IHateMLClassification

I hate machine learning classification, so I use Hypothesis testing for classifying MNIST data.

Introduction

As the name suggests, I hate the overrate of the use of machine learning to classifying MNIST data. Like, why do we need to use those fancy algorithm for this simple task? So, I propose to use the more traditional way that can be taught to first year student who are taking basic statistics. Introducing hypothesis testing classification algorithm.

Side/technical note

This is just a metric learning. Here, we use Hotelling’s $T^2$ statistic to perform a $F$-test whether the mean difference between the new observation $x$ and known data $X_c$ is significant or not. If it is significant, then $x$ probably not in class $c$. We iterate all until we run out of class to iterate and we done. More technical detail would be

Statistical Modelling

Compute Class Statistics:
- For each digit class $c$, calculate the mean vector $\mu_c$ and the precision matrix $S_c^{-1}$.
Hotelling’s $T^2$ Test:
- For a given test observation $x$, compute the Hotelling’s $T^2$ statistic for each class: $T^2_c = (x - \mu_c)^\top S_c^{-1} (x - \mu_c)$
- Convert the $T^2$ statistic to an $F$-value: $F_c = \frac{n - p}{p \times n} \times T^2_c$ where $n$ is the number of samples in class $c$ and $p$ is the dimensionality of the data.
- Derive the $p$-value for this $F$-value using the CDF of the $F$-distribution.

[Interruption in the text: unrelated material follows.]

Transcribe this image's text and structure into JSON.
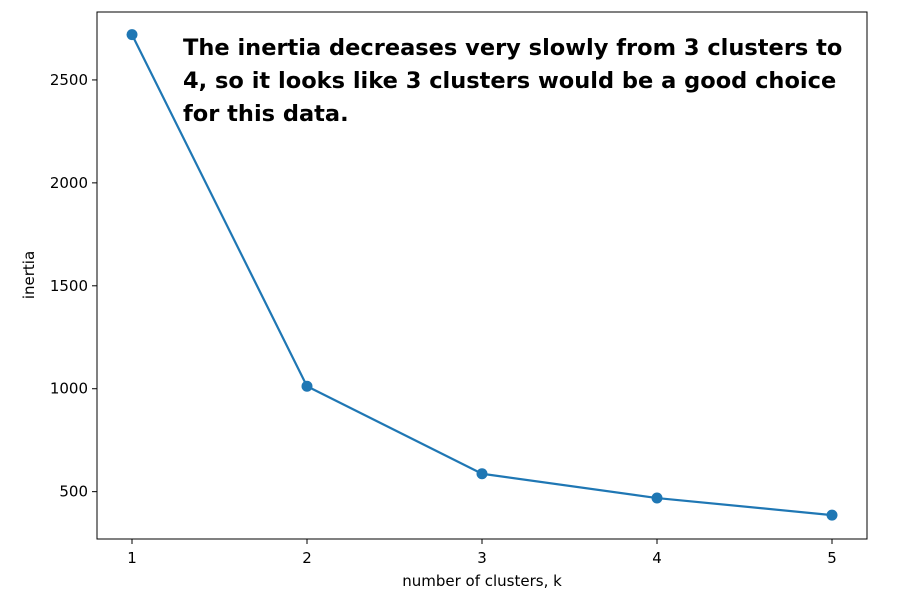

Which is essentially, $p_{\text{val}}(F_c) = 1 - \left[ \frac{\Gamma\left(\frac{1}{2}\right)}{\Gamma\left(\frac{p}{2}\right) \Gamma\left(\frac{1-p}{2}\right)} \int_{0}^{\frac{pF_c}{pF_c + (1-p)}} t^{\frac{p}{2}-1} (1-t)^{\frac{1-p}{2}-1} dt \right]$

Classification Decision

Assign the test observation $x$ to the class $c^*$ with the highest $p$-value:

\[c^* = \arg\max_c p_{val}(F_{c})\]

If all $p$-values are below a significance threshold (e.g., $0.05$), classify $x$ as “unknown”.

Result

We got accuracy of 90.43% on 50% test data. Here is the visualization of what we got.

pval

Here is also the test results for the others dataset

Dataset	Accuracy	class
Fashion	51.22%	10
Iris	93.33%	3
Wisconsin	76.14%	2

Why no one do this?

Ok, I will let you evaluate time complexity of the said algorithm as your homework.

Expansion and Todo

First and foremost, we need to focus on the theoretical justification on this method. At this point, this is a one-observation and one-sample test. We can’t do much with one-observation test as we can’t infers its distribution or its properties.

Also, the test statistic is a metric in a sense. Another approach that is relatively well-explored is to use the kernel method[1,2] where the whole goal is to find a difference between mean function value from two distributions. We can try that or go on the tangent line and try to find the non-metric version of the test statistic.

Idea that I have right now is to turn the decision tree into a series of hypothesis tests and use that as a non-metric alternative. Note that there is a need for non-metric test statistic as to classify things in a non-metric space, we need a non-metric test statistic. However, the behavior of the test in that space is needed to be explored.

Another idea is to turn the naive bayes into bayesian test. That is more staightforward. However, that should be well explored.

Note

At this point of the work, it is just essentially try to find $c_{x_0} = \arg\min_{\mu_c\in\boldsymbol{\mu}} (x_0 - \mu_c)^\top S_c^{-1}(x_0 - \mu_c)$ i.e., minimum Mahalanobis distance (in a sense). Other test statistic needed to be explored to make this a real work.

Code

Code can be access here

References

[1] A. Gretton, K. M. Borgwardt, M. J. Rasch, B. Schölkopf, and A. Smola, ‘A Kernel Two-Sample Test’, Journal of Machine Learning Research, vol. 13, no. 25, pp. 723–773, 2012.

[2] A. Schrab, I. Kim, M. Albert, B. Laurent, B. Guedj, and A. Gretton, ‘MMD Aggregated Two-Sample Test’, Journal of Machine Learning Research, vol. 24, no. 194, pp. 1–81, 2023.